Au sein de la majorité Saint-Barth d’Abord, beaucoup souhaitent le renouvellement, bien qu’il n’y ait pas d’accord sur la personne qui prendrait du grade. Si l’opposition parvient à ses fins, des listes seront constituées pour être soumises au vote du conseil territorial. L’idée pour l’opposition est de faire liste commune pour unir ses voix, et ainsi obtenir un siège au CE, voire deux si certains élus de la majorité décidaient de la préférer. En effet, les dissensions au sein de l’équipe de Bruno Magras pourraient jouer en la faveur d’une liste d’opposition, et potentiellement offrir deux sièges à cette dernière, avec le jeu de la proportion des voix.

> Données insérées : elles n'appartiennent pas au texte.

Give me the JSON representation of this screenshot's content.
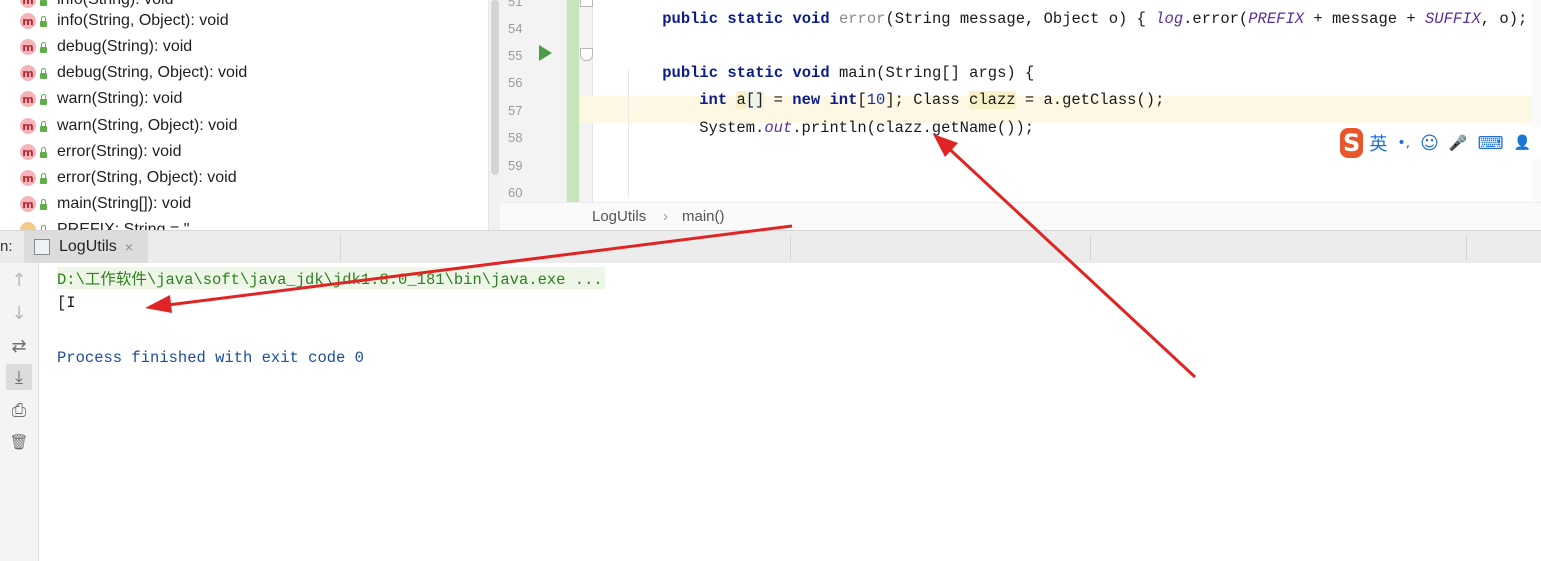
{
  "structure": {
    "items": [
      {
        "label": "info(String, Object): void",
        "kind": "m"
      },
      {
        "label": "debug(String): void",
        "kind": "m"
      },
      {
        "label": "debug(String, Object): void",
        "kind": "m"
      },
      {
        "label": "warn(String): void",
        "kind": "m"
      },
      {
        "label": "warn(String, Object): void",
        "kind": "m"
      },
      {
        "label": "error(String): void",
        "kind": "m"
      },
      {
        "label": "error(String, Object): void",
        "kind": "m"
      },
      {
        "label": "main(String[]): void",
        "kind": "m"
      }
    ],
    "partial_top": "info(String): void",
    "partial_bottom": "PREFIX: String = \"",
    "method_badge": "m"
  },
  "editor": {
    "line_numbers": [
      "51",
      "54",
      "55",
      "56",
      "57",
      "58",
      "59",
      "60"
    ],
    "code": {
      "l51": {
        "mod": "public static void ",
        "name": "error",
        "params": "(String message, Object o) { ",
        "log": "log",
        "call": ".error(",
        "prefix": "PREFIX",
        "plus1": " + message + ",
        "suffix": "SUFFIX",
        "end": ", o); }"
      },
      "l55": {
        "kw": "public static void ",
        "rest": "main(String[] args) {"
      },
      "l56": {
        "kw1": "int ",
        "a": "a",
        "br": "[]",
        "eq": " = ",
        "kw2": "new ",
        "kw3": "int",
        "lb": "[",
        "num": "10",
        "rb": "]",
        "mid": "; Class ",
        "var": "clazz",
        "end": " = a.getClass();"
      },
      "l57": {
        "sys": "System.",
        "out": "out",
        "rest": ".println(clazz.getName());"
      }
    },
    "breadcrumb": {
      "class": "LogUtils",
      "sep": "›",
      "method": "main()"
    }
  },
  "ime": {
    "logo": "S",
    "lang": "英",
    "punct": "•,",
    "emoji": "☺",
    "mic": "🎤",
    "keyboard": "⌨",
    "user": "👤"
  },
  "run": {
    "label": "n:",
    "tab_label": "LogUtils",
    "tab_close": "×",
    "toolbar": {
      "up": "↑",
      "down": "↓",
      "wrap": "⇄",
      "scroll_end": "⤓",
      "print": "⎙",
      "trash": "🗑"
    },
    "console": {
      "command": "D:\\工作软件\\java\\soft\\java_jdk\\jdk1.8.0_181\\bin\\java.exe ...",
      "output": "[I",
      "exit": "Process finished with exit code 0"
    }
  },
  "colors": {
    "arrow": "#e02424",
    "keyword": "#0b1e8c",
    "console_cmd": "#2d7f1f",
    "console_exit": "#1d4ca0"
  }
}
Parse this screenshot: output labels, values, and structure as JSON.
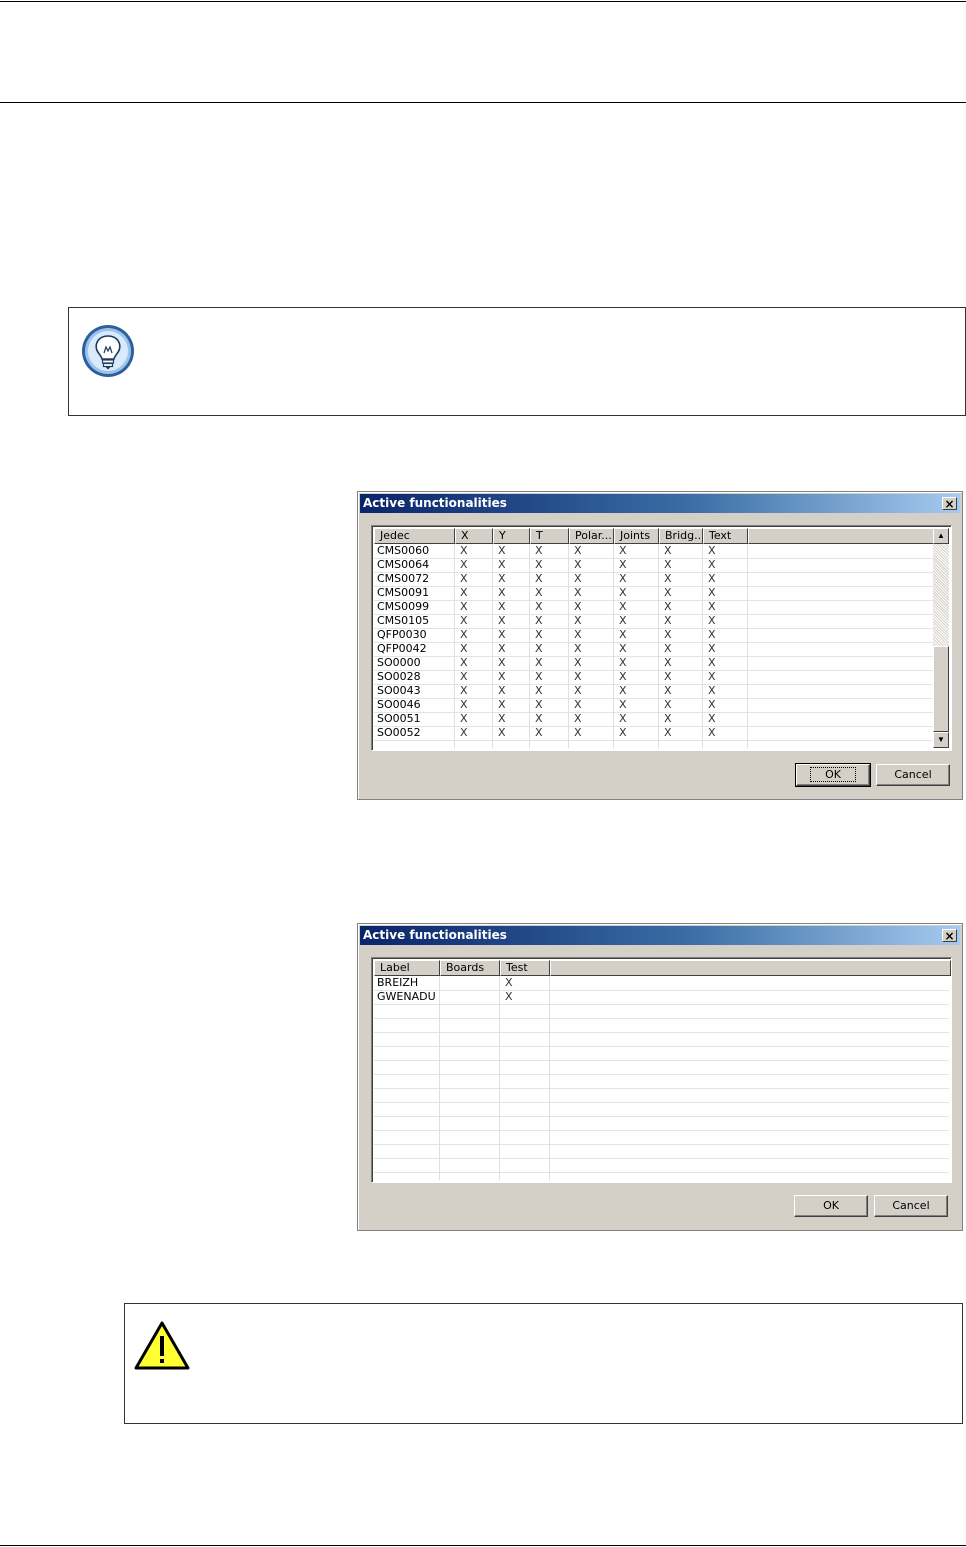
{
  "dialog1": {
    "title": "Active functionalities",
    "close_glyph": "×",
    "columns": [
      "Jedec",
      "X",
      "Y",
      "T",
      "Polar...",
      "Joints",
      "Bridg...",
      "Text"
    ],
    "rows": [
      [
        "CMS0060",
        "X",
        "X",
        "X",
        "X",
        "X",
        "X",
        "X"
      ],
      [
        "CMS0064",
        "X",
        "X",
        "X",
        "X",
        "X",
        "X",
        "X"
      ],
      [
        "CMS0072",
        "X",
        "X",
        "X",
        "X",
        "X",
        "X",
        "X"
      ],
      [
        "CMS0091",
        "X",
        "X",
        "X",
        "X",
        "X",
        "X",
        "X"
      ],
      [
        "CMS0099",
        "X",
        "X",
        "X",
        "X",
        "X",
        "X",
        "X"
      ],
      [
        "CMS0105",
        "X",
        "X",
        "X",
        "X",
        "X",
        "X",
        "X"
      ],
      [
        "QFP0030",
        "X",
        "X",
        "X",
        "X",
        "X",
        "X",
        "X"
      ],
      [
        "QFP0042",
        "X",
        "X",
        "X",
        "X",
        "X",
        "X",
        "X"
      ],
      [
        "SO0000",
        "X",
        "X",
        "X",
        "X",
        "X",
        "X",
        "X"
      ],
      [
        "SO0028",
        "X",
        "X",
        "X",
        "X",
        "X",
        "X",
        "X"
      ],
      [
        "SO0043",
        "X",
        "X",
        "X",
        "X",
        "X",
        "X",
        "X"
      ],
      [
        "SO0046",
        "X",
        "X",
        "X",
        "X",
        "X",
        "X",
        "X"
      ],
      [
        "SO0051",
        "X",
        "X",
        "X",
        "X",
        "X",
        "X",
        "X"
      ],
      [
        "SO0052",
        "X",
        "X",
        "X",
        "X",
        "X",
        "X",
        "X"
      ]
    ],
    "ok_label": "OK",
    "cancel_label": "Cancel",
    "scroll_up_glyph": "▲",
    "scroll_down_glyph": "▼"
  },
  "dialog2": {
    "title": "Active functionalities",
    "close_glyph": "×",
    "columns": [
      "Label",
      "Boards",
      "Test"
    ],
    "rows": [
      [
        "BREIZH",
        "",
        "X"
      ],
      [
        "GWENADU",
        "",
        "X"
      ]
    ],
    "ok_label": "OK",
    "cancel_label": "Cancel"
  },
  "icons": {
    "tip": "lightbulb-icon",
    "warning": "warning-icon",
    "warning_color": "#ffff33",
    "tip_color": "#4a7fc0"
  }
}
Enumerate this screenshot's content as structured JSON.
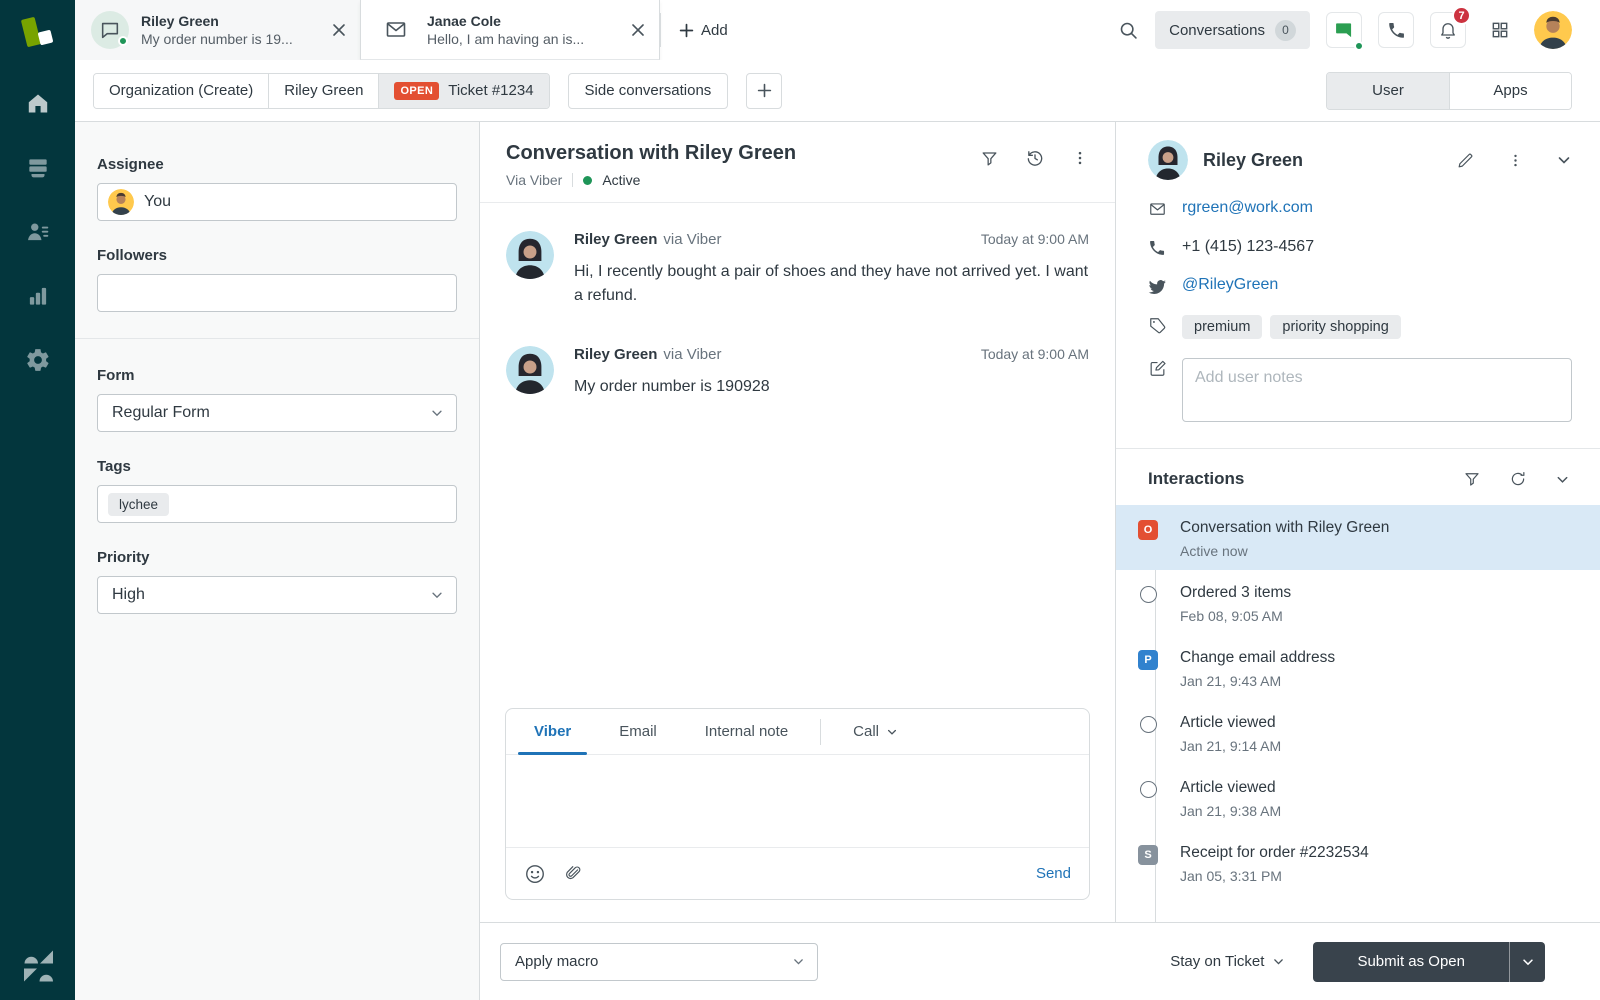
{
  "colors": {
    "kale": "#03363d",
    "accent_blue": "#1f73b7",
    "open_red": "#e34f32",
    "logo_green": "#78a300",
    "messaging_green": "#2b9e51",
    "selected_row_blue": "#d9e9f6"
  },
  "sidebar": {
    "icons": [
      "home",
      "views",
      "customers",
      "reports",
      "admin",
      "zendesk-logo"
    ]
  },
  "tabs": {
    "items": [
      {
        "title": "Riley Green",
        "subtitle": "My order number is 19...",
        "channel": "chat"
      },
      {
        "title": "Janae Cole",
        "subtitle": "Hello, I am having an is...",
        "channel": "email"
      }
    ],
    "add_label": "Add"
  },
  "topbar": {
    "conversations_label": "Conversations",
    "conversations_count": "0",
    "notifications_badge": "7"
  },
  "ticket_nav": {
    "segments": [
      {
        "label": "Organization (Create)"
      },
      {
        "label": "Riley Green"
      },
      {
        "label": "Ticket #1234",
        "status_badge": "OPEN"
      }
    ],
    "side_conversations_label": "Side conversations",
    "context_tabs": [
      {
        "label": "User"
      },
      {
        "label": "Apps"
      }
    ]
  },
  "ticket_fields": {
    "assignee_label": "Assignee",
    "assignee_value": "You",
    "followers_label": "Followers",
    "form_label": "Form",
    "form_value": "Regular Form",
    "tags_label": "Tags",
    "tags": [
      "lychee"
    ],
    "priority_label": "Priority",
    "priority_value": "High"
  },
  "conversation": {
    "title": "Conversation with Riley Green",
    "via": "Via Viber",
    "status": "Active",
    "messages": [
      {
        "author": "Riley Green",
        "via": "via Viber",
        "time": "Today at 9:00 AM",
        "text": "Hi, I recently bought a pair of shoes and they have not arrived yet. I want a refund."
      },
      {
        "author": "Riley Green",
        "via": "via Viber",
        "time": "Today at 9:00 AM",
        "text": "My order number is 190928"
      }
    ],
    "composer": {
      "tabs": [
        "Viber",
        "Email",
        "Internal note"
      ],
      "call_label": "Call",
      "send_label": "Send"
    }
  },
  "customer": {
    "name": "Riley Green",
    "email": "rgreen@work.com",
    "phone": "+1 (415) 123-4567",
    "twitter": "@RileyGreen",
    "tags": [
      "premium",
      "priority shopping"
    ],
    "notes_placeholder": "Add user notes"
  },
  "interactions": {
    "title": "Interactions",
    "items": [
      {
        "badge": "O",
        "title": "Conversation with Riley Green",
        "time": "Active now"
      },
      {
        "badge": "",
        "title": "Ordered 3 items",
        "time": "Feb 08, 9:05 AM"
      },
      {
        "badge": "P",
        "title": "Change email address",
        "time": "Jan 21, 9:43 AM"
      },
      {
        "badge": "",
        "title": "Article viewed",
        "time": "Jan 21, 9:14 AM"
      },
      {
        "badge": "",
        "title": "Article viewed",
        "time": "Jan 21, 9:38 AM"
      },
      {
        "badge": "S",
        "title": "Receipt for order #2232534",
        "time": "Jan 05, 3:31 PM"
      }
    ]
  },
  "footer": {
    "apply_macro_label": "Apply macro",
    "stay_label": "Stay on Ticket",
    "submit_label": "Submit as Open"
  }
}
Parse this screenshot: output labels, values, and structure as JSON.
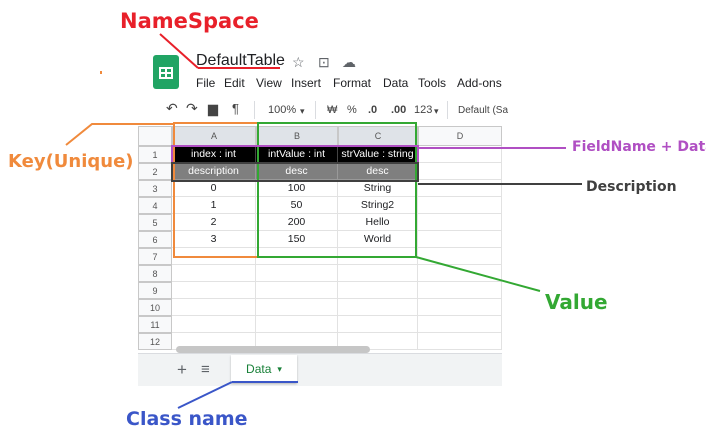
{
  "annotations": {
    "namespace": "NameSpace",
    "key": "Key(Unique)",
    "field_name_type": "FieldName + DataT",
    "description": "Description",
    "value": "Value",
    "class_name": "Class name"
  },
  "colors": {
    "namespace": "#e8202a",
    "key": "#f08a3c",
    "field_name_type": "#b04fc3",
    "description": "#404040",
    "value": "#33a833",
    "class_name": "#3a56c8"
  },
  "sheet": {
    "title": "DefaultTable",
    "menu": [
      "File",
      "Edit",
      "View",
      "Insert",
      "Format",
      "Data",
      "Tools",
      "Add-ons"
    ],
    "toolbar": {
      "zoom": "100%",
      "currency": "₩",
      "percent": "%",
      "dec_less": ".0",
      "dec_more": ".00",
      "more_formats": "123",
      "font": "Default (Sa"
    },
    "column_headers": [
      "A",
      "B",
      "C",
      "D"
    ],
    "row_numbers": [
      "1",
      "2",
      "3",
      "4",
      "5",
      "6",
      "7",
      "8",
      "9",
      "10",
      "11",
      "12"
    ],
    "rows": [
      [
        "index : int",
        "intValue : int",
        "strValue : string"
      ],
      [
        "description",
        "desc",
        "desc"
      ],
      [
        "0",
        "100",
        "String"
      ],
      [
        "1",
        "50",
        "String2"
      ],
      [
        "2",
        "200",
        "Hello"
      ],
      [
        "3",
        "150",
        "World"
      ]
    ],
    "tab_name": "Data"
  }
}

Par ailleurs le Président verrait certainement dans ce renouvellement une occasion de “sortir” Marie-Angèle Aubin avec qui il est en conflit. En mai dernier, il l’avait même invitée à démissionner d’elle-même de ses fonctions au CE (JSB 1377). Cependant, Bruno Magras aurait du mal à obtenir une place pour tous les candidats officiels et officieux au sein de Saint-Barth d’Abord, ce qui provoquera forcément des remous dans son équipe.

Pour mémoire, aujourd’hui le CE est composé de Bruno Magras, Nicole Gréaux, Nils Dufau, Andy Laplace, Alfred Brin et Marie-Angèle Aubin.